Notice: It's Google who determines the layout of their Recaptchas and there are hardly any options to modify this layout, especially the width. So if you work with Recaptchas and publish a form in a module position it may happen, that the Recaptcha simple doesn't fit into the module because it's to big.
You can provide a customised captcha tip text and a customised error message for the captcha. These options are set in the form's tab "Advanced".
Important: Google Recaptchas are resticted to one captcha on a page. If you publish forms in modules you may display more than one form on a page. So you have to make sure that a maximum of one of these forms uses Recaptchas (including a potential Joomla! login module using Recaptchas). It is possible to use more than one form with Visforms captchas on one page and to mix forms with Viscaptchas with forms with Recaptchas.
Other Captcha Settings
In the form configuration tab "Spam Protection" you can further on set a custom label for your Captcha (which is used instead of the default label "Captcha") or you can hide the label. You can set a custom captcha tip text, which is displayed if the user hovers the captcha label with their mouse and you can set a custom captcha error text, which is displayed, if the user leaves the captcha input field empty.

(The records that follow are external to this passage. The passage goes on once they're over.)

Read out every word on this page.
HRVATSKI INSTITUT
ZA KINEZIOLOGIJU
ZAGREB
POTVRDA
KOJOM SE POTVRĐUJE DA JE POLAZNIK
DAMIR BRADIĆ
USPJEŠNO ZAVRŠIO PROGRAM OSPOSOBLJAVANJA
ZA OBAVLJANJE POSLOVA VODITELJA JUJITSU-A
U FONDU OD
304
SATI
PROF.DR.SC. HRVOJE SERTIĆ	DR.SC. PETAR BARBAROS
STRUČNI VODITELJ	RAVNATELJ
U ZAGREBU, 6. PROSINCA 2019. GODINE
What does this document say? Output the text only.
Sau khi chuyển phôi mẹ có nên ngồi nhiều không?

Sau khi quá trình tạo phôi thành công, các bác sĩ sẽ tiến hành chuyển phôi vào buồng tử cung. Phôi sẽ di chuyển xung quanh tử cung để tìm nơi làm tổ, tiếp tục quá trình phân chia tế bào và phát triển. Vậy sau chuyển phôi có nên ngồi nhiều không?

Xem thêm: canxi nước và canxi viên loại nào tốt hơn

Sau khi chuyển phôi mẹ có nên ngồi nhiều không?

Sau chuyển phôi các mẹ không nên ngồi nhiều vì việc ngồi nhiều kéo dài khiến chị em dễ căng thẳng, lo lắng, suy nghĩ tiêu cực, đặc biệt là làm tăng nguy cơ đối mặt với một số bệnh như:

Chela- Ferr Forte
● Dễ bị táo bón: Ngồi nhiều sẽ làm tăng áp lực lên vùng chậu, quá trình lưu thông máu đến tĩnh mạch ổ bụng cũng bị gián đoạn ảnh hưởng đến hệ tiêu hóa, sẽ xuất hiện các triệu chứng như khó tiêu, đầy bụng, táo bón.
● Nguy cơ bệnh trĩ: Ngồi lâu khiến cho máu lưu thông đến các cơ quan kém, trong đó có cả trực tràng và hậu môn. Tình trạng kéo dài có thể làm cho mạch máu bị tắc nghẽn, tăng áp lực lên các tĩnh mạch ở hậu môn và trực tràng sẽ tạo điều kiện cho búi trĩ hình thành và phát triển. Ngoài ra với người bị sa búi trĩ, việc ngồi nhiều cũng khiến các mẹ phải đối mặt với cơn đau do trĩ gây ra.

If you decide to use the Visforms Captcha, then you will find a lot of uptions, with which you can customize the Visforms Captcha, for example us a mathamatical captcha instead of a string.
The invisible reCaptcha
Since 3.9, Joomla! provides a new Captcha, the invisible reCaptcha. Please note, that Visforms does not support that Captcha. Further on, because of how Joomla! has implemented the invisible reCaptcha, there will be incompatiblities, which breaks Visforms, if you have enabled the invisible reCaptcha Plugin on your website and enable any Captcha in the Visforms form configuration!